Highly adaptive organisations risk losing coherence. If every team is constantly reinventing its processes based on the latest feedback, nothing stabilises long enough to be evaluated properly. Partners cannot plan around a team that changes its ways of working every quarter. Conversely, organisations that resist adaptation often do so for psychologically rational reasons, existing patterns feel safe, and change provokes anxiety about competence and status. The deepest paradox is that the teams most in need of adaptation are usually the ones least able to do it, because the behaviours they need to change are the same behaviours that define their identity and provide their sense of security.

Example: A customer service operation receives consistent feedback that its escalation process frustrates other departments. Leadership acknowledges the problem and commissions a redesign. The redesign recommends changes that would disrupt the team’s established roles and hierarchies. The team implements the changes on paper but reverts to old patterns within weeks. Two years later, the same feedback is still being given. The team is not resisting change deliberately, the old pattern is how they manage the anxiety of their work, and no one has addressed that underlying need.


Understanding the behavioural loops - everything is connected.

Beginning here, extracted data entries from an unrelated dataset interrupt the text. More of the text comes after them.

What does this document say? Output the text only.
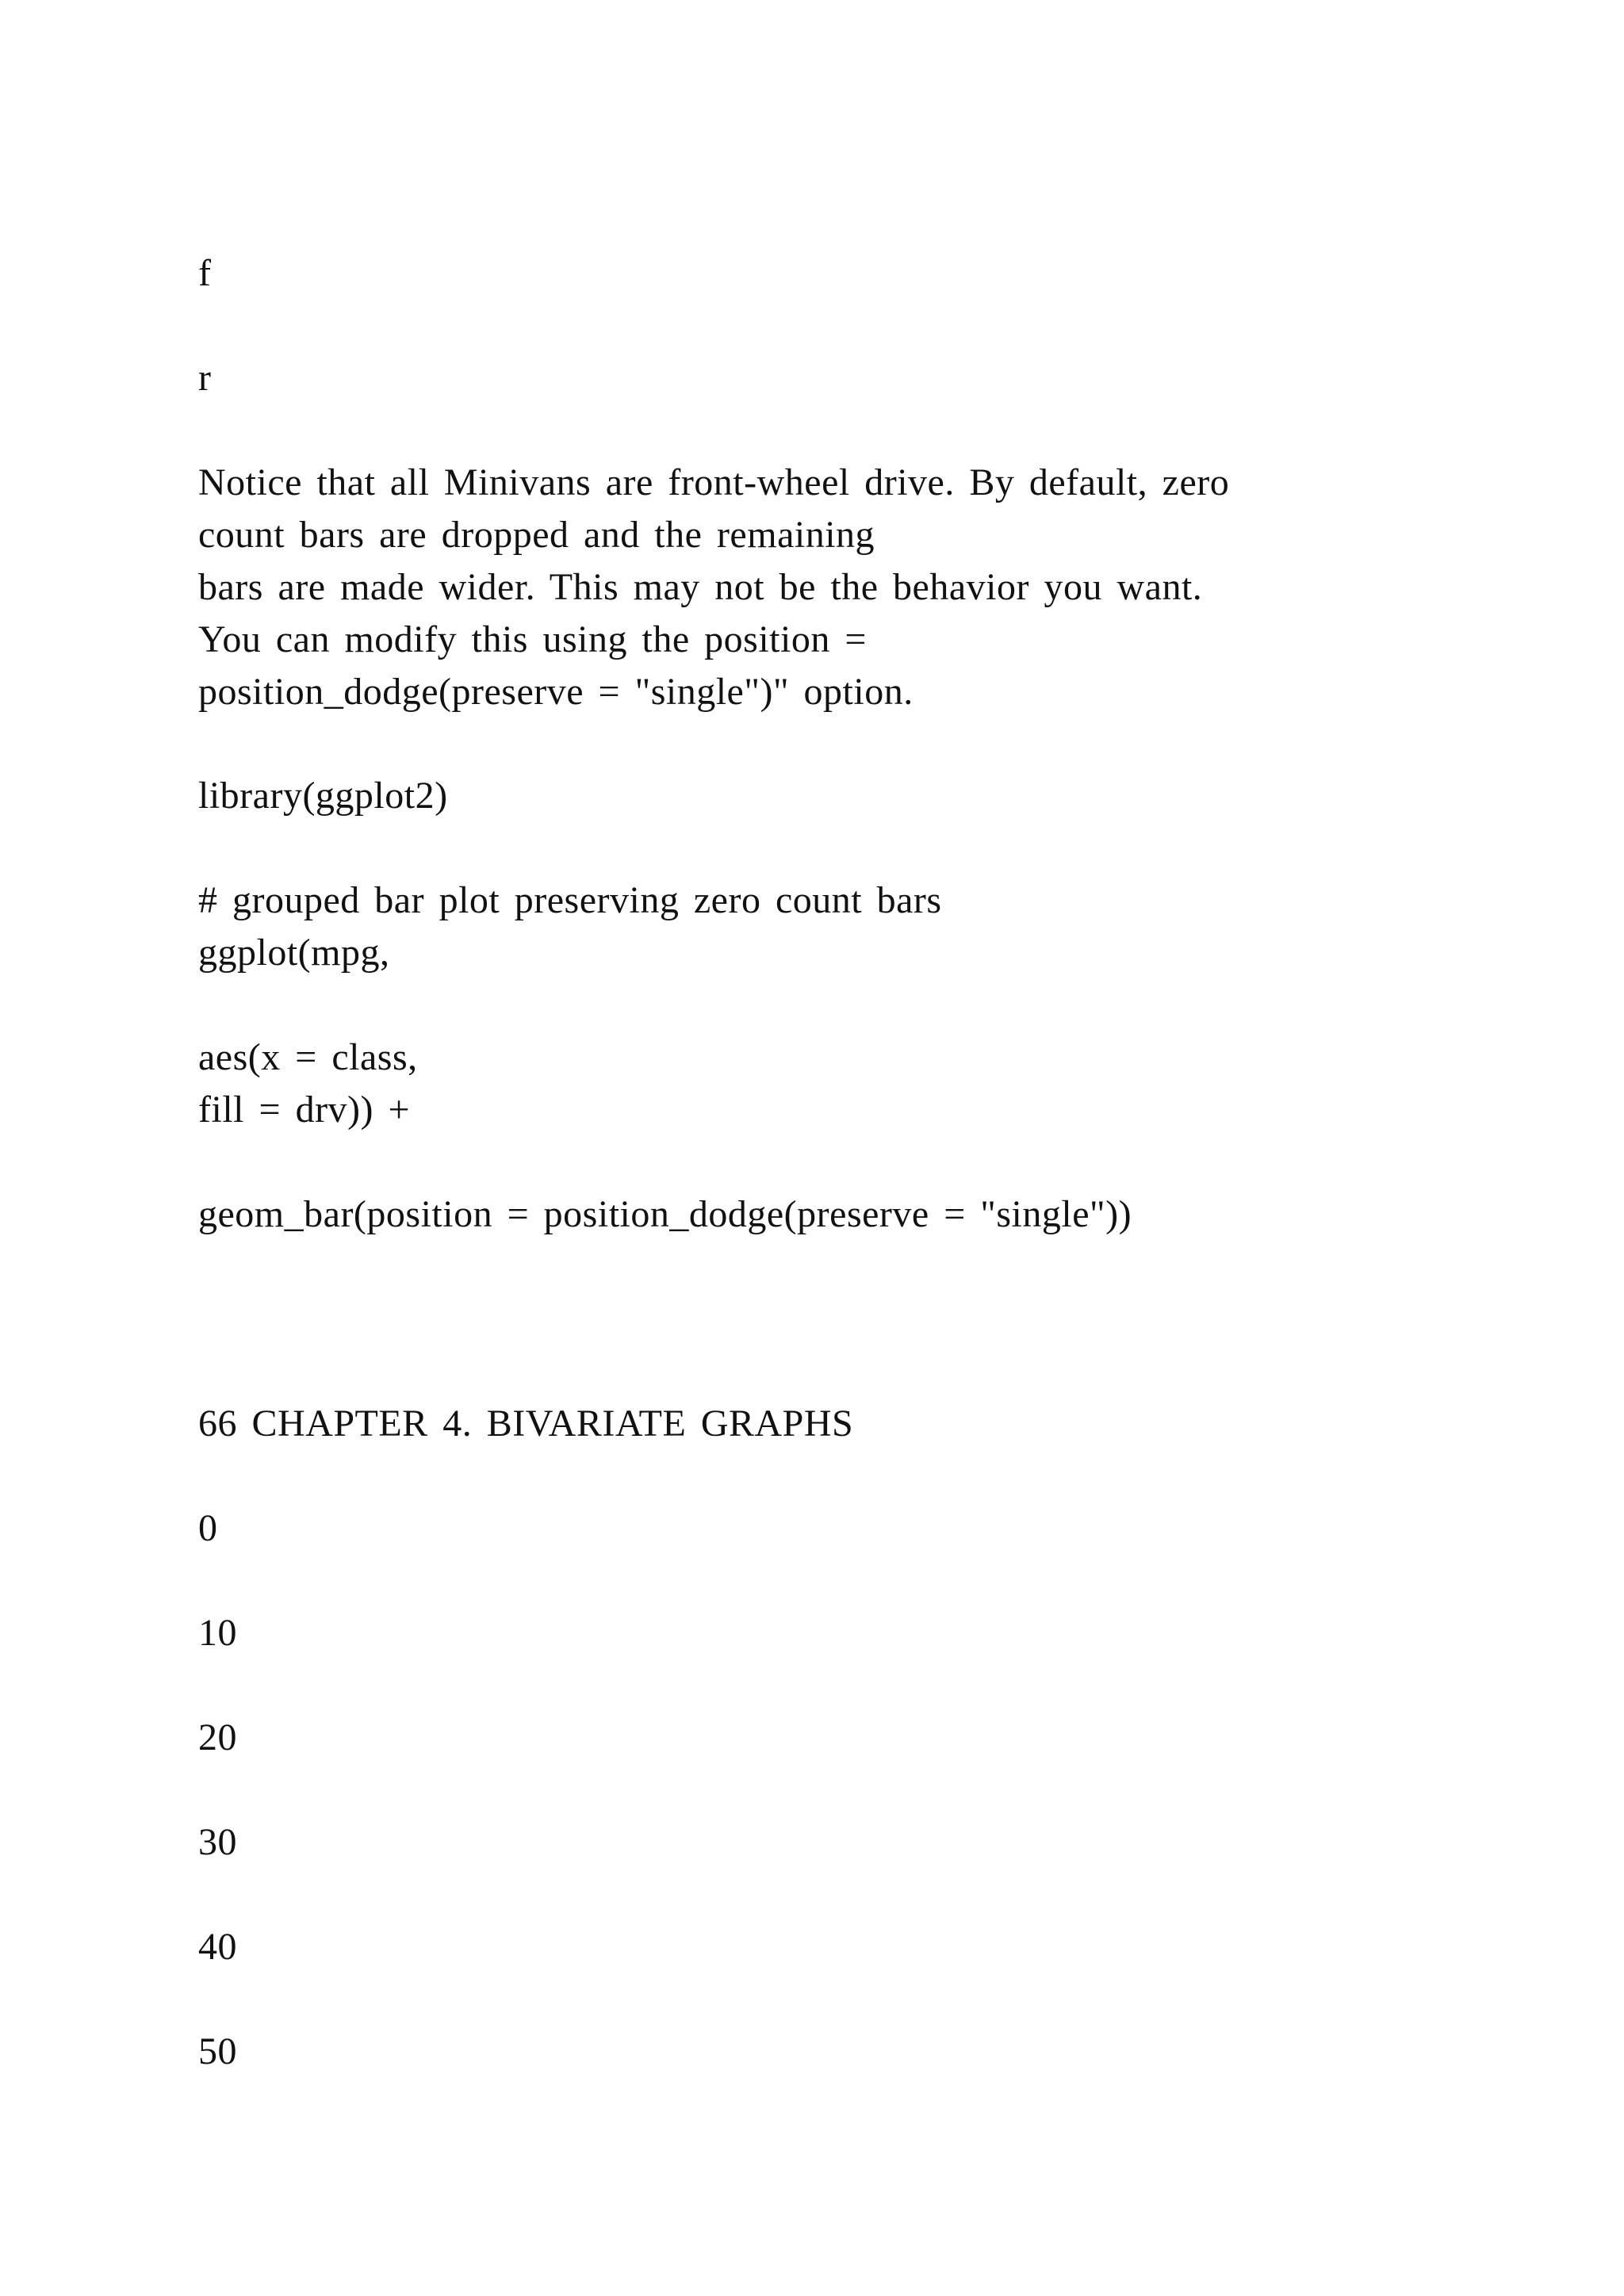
f
r
Notice that all Minivans are front-wheel drive. By default, zero
count bars are dropped and the remaining
bars are made wider. This may not be the behavior you want.
You can modify this using the position =
position_dodge(preserve = "single")" option.
library(ggplot2)
# grouped bar plot preserving zero count bars
ggplot(mpg,
aes(x = class,
fill = drv)) +
geom_bar(position = position_dodge(preserve = "single"))
66 CHAPTER 4. BIVARIATE GRAPHS
0
10
20
30
40
50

These eight behaviours do not operate independently. They form feedback loops: a change in one cascades through others, sometimes reinforcing the intended effect and sometimes undermining it.

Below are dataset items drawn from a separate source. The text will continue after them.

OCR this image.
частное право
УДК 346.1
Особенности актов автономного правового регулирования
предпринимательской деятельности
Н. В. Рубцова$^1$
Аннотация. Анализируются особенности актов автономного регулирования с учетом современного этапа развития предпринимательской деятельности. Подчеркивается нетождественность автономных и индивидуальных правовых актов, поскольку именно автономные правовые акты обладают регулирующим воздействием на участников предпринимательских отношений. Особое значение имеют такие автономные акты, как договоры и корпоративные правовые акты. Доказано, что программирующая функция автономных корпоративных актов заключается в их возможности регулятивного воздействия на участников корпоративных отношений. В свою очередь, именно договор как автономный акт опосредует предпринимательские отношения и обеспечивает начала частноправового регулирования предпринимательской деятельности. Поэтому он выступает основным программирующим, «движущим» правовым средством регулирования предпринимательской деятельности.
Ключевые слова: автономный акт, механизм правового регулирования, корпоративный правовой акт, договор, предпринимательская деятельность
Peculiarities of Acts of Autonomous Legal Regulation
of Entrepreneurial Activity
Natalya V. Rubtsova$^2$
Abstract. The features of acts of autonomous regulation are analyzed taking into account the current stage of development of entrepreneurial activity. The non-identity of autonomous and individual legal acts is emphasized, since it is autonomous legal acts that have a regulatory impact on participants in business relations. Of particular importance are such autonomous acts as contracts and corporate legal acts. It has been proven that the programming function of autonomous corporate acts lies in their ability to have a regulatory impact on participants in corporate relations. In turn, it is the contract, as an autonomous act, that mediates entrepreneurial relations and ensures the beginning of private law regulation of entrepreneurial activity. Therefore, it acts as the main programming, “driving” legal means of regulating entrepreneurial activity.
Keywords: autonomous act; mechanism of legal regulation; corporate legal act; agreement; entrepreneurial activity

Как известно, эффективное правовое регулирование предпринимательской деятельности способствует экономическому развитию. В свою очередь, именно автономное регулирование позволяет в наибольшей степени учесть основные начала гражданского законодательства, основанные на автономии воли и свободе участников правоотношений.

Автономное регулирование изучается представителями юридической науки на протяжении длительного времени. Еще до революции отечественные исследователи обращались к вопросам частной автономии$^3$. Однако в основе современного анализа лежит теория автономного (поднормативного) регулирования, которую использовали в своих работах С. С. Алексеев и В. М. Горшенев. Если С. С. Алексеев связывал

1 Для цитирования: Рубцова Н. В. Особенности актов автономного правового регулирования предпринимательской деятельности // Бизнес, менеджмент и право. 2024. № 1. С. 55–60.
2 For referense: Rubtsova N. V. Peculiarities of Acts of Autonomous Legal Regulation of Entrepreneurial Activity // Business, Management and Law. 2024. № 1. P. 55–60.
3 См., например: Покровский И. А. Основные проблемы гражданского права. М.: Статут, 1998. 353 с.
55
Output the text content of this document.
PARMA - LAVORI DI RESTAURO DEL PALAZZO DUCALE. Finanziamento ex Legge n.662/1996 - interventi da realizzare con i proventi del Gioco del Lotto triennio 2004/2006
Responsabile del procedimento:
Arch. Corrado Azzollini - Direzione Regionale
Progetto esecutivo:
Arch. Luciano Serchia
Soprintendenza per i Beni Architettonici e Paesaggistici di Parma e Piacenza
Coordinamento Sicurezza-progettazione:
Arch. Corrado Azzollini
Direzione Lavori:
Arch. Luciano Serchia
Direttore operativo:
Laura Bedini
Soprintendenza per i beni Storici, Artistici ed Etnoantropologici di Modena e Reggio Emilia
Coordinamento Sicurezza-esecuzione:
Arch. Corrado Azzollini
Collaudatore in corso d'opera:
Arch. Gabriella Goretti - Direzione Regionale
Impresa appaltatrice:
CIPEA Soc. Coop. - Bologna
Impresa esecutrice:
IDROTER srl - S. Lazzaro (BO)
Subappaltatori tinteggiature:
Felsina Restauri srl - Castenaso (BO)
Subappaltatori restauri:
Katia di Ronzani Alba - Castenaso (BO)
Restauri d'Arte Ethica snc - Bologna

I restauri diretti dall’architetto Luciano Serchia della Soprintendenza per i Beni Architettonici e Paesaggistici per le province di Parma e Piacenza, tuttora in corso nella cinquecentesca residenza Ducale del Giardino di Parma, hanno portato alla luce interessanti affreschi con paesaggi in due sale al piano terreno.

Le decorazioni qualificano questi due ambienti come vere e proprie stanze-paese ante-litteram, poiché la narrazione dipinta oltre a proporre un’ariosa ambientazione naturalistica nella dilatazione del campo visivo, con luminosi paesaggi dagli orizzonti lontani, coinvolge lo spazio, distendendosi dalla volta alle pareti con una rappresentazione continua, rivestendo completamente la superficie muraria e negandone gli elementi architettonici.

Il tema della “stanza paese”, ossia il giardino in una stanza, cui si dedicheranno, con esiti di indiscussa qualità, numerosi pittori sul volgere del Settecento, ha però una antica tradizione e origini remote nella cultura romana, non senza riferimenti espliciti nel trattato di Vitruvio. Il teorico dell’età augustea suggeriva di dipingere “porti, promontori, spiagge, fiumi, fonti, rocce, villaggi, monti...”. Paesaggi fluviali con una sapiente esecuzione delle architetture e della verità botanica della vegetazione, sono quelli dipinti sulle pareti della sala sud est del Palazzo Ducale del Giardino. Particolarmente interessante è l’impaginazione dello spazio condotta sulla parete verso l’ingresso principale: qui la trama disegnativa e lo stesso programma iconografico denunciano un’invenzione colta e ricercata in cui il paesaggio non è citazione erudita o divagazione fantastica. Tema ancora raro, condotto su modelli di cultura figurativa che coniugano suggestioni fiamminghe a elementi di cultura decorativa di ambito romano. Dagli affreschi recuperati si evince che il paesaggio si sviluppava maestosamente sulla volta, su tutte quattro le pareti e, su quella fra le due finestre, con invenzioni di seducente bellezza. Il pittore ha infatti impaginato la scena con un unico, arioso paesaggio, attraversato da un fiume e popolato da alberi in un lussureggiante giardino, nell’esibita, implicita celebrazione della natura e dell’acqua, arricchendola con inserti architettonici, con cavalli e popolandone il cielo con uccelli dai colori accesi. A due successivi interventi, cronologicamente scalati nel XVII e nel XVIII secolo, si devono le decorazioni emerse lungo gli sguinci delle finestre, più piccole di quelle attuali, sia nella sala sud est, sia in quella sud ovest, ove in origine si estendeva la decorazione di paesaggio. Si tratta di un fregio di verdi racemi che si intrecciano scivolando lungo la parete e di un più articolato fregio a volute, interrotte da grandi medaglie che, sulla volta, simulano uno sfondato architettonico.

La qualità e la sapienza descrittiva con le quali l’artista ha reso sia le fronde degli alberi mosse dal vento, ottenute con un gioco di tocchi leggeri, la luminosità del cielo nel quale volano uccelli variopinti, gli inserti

Low safety suppresses openness. Suppressed openness starves information networks. Starved information networks force teams to make decisions based on assumptions rather than evidence. Poor decisions erode trust in the teams that made them. Eroded trust reduces safety further. The system spirals.

Equally, strong alignment without distributed control produces compliance rather than commitment. High engagement without adaptiveness produces activity without learning. Assertiveness without safety produces domination rather than productive challenge.

The practical implication is that diagnosing a single behaviour in isolation will almost always produce an incomplete picture. The value of this framework lies not in scoring each dimension independently but in understanding how they interact within a specific organisational context.

When using this framework for diagnosis, three questions are more revealing than any individual score:

First: where are teams positioned differently on the same dimension, and is that difference a productive paradox or a destructive misalignment?

Second: what stories do teams tell about why collaboration is difficult, and what do those stories reveal about the underlying anxieties and unspoken assumptions driving behaviour?

Third: where has the organisation attempted to improve collaboration before, and why did those efforts stall? The answer will usually point to a feedback loop that was not understood at the time.

Organisations are complex adaptive systems. They resist simplification. But they are not incomprehensible. These eight behaviours provide a shared language for seeing what is happening, understanding why, and identifying where intervention is most likely to make a lasting difference.